Ja, das spricht sich rum. Wir haben seit Sommer elf zusätzliche Pflegekräfte für unsere Intensivstationen mit ihren 50 Plätzen gewinnen können – insgesamt haben wir übrigens über 100 Monitorbetten. Eine Intensivpflegerin ist beispielsweise von der Uniklinik Jena zu uns gewechselt, eine andere von der Uniklinik Würzburg.
Seit Mitte Februar läuft zusätzlich eine große Kampagne: In Niedersachsen machen wir auf Großwerbeflächen auf unsere Intensivstationen mit Schwarz-Weiß-Fotos von unseren Pflegefachkräften aufmerksam – und das mit dem Slogan „Weil du mehr verdienst“.
Warum ist es eigentlich so schwer, Pflegekräfte für die Intensivstation zu finden? Immerhin hat die Arbeit Prestige, ist anspruchs- und verantwortungsvoll und wird – wie gesagt – schon unter normalen Umständen besser bezahlt.

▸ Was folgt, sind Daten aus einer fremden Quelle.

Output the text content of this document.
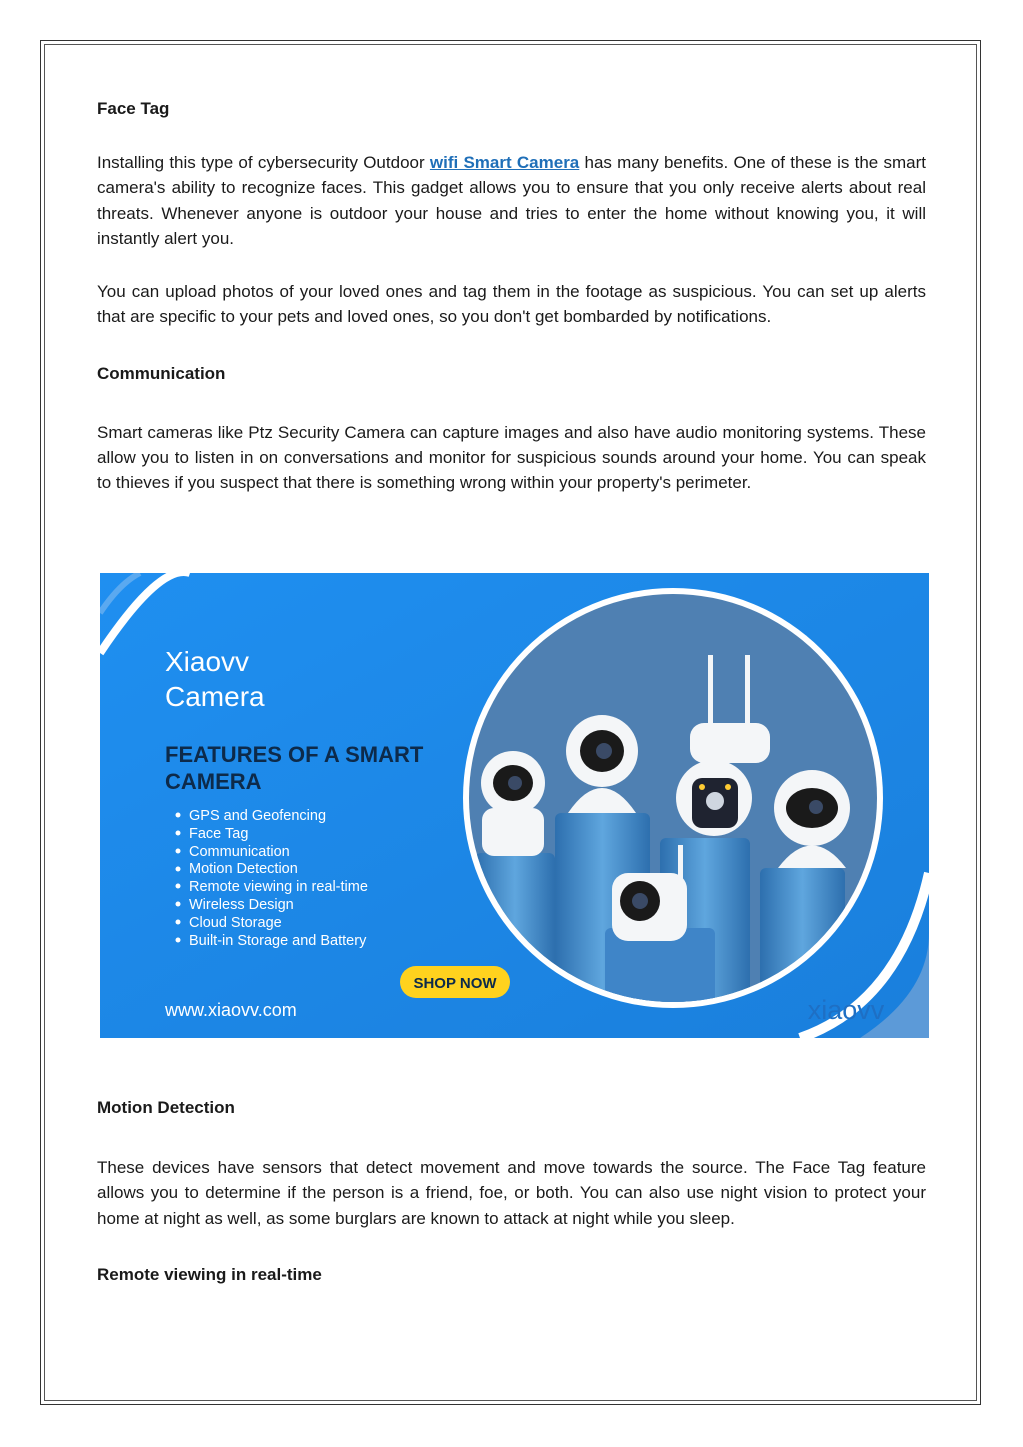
Face Tag

Installing this type of cybersecurity Outdoor wifi Smart Camera has many benefits. One of these is the smart camera's ability to recognize faces. This gadget allows you to ensure that you only receive alerts about real threats. Whenever anyone is outdoor your house and tries to enter the home without knowing you, it will instantly alert you.

You can upload photos of your loved ones and tag them in the footage as suspicious. You can set up alerts that are specific to your pets and loved ones, so you don't get bombarded by notifications.

Communication

Smart cameras like Ptz Security Camera can capture images and also have audio monitoring systems. These allow you to listen in on conversations and monitor for suspicious sounds around your home. You can speak to thieves if you suspect that there is something wrong within your property's perimeter.

Xiaovv
Camera
FEATURES OF A SMART
CAMERA
GPS and Geofencing
Face Tag
Communication
Motion Detection
Remote viewing in real-time
Wireless Design
Cloud Storage
Built-in Storage and Battery
SHOP NOW
www.xiaovv.com	xiaovv
Motion Detection

These devices have sensors that detect movement and move towards the source. The Face Tag feature allows you to determine if the person is a friend, foe, or both. You can also use night vision to protect your home at night as well, as some burglars are known to attack at night while you sleep.

Remote viewing in real-time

Da gibt es ein ganzes Bündel Gründe: Allen voran ist es die gestiegene Belastung. Auch mit der Pflegepersonaluntergrenzen kommt es vielerorts immer noch vor, dass eine Intensiv-Pflegekraft drei statt zwei Patienten versorgt – und das ist mit den eigenen Ansprüchen, die man an seine Tätigkeit stellt, einfach nicht vereinbar. Hinzu kommen die vielen ethischen Fragen, die sich auf den Intensivstationen fast täglich stellen. So fragen sich dann viele Intensivfachkräfte mit der Zeit, ob sie die nächsten Jahre wirklich so weiterarbeiten möchten. Und diese Zweifel wollen wir erst gar nicht aufkommen lassen, indem wir ausreichend Personal für unsere Intensivstationen gewinnen und die Kernkompetenzen der Pflegekräfte stärken.
Interview: Kirsten Gaede
Über das Evangelische Krankenhaus Oldenburg
Die Universität Oldenburg beitreibt zusammen mit der niederländischen Universität Groningen das European Medical School Oldenburg-Groningen (EMS) – und das Evangelische Krankenhaus ist eine der vier Unikliniken in Oldenburg (neben dem katholischen Pius-Hospital, dem Klinikum Oldenburg und der Karl-Jaspers-Klinik). Alle vier Krankenhäuser haben ihre eigene, voneinander abgegrenzten Schwerpunkte – zu denen des Evangelischen Krankenhauses (417 Betten) zählen etwa die Traumatologie und die Versorgung von Covid-Patienten; es gibt hier auch die ECMO-Beatmung, die extrakorporale Membranoxygenierung, bei der das Blut außerhalb des Körpers mit Sauerstoff angereichert wird.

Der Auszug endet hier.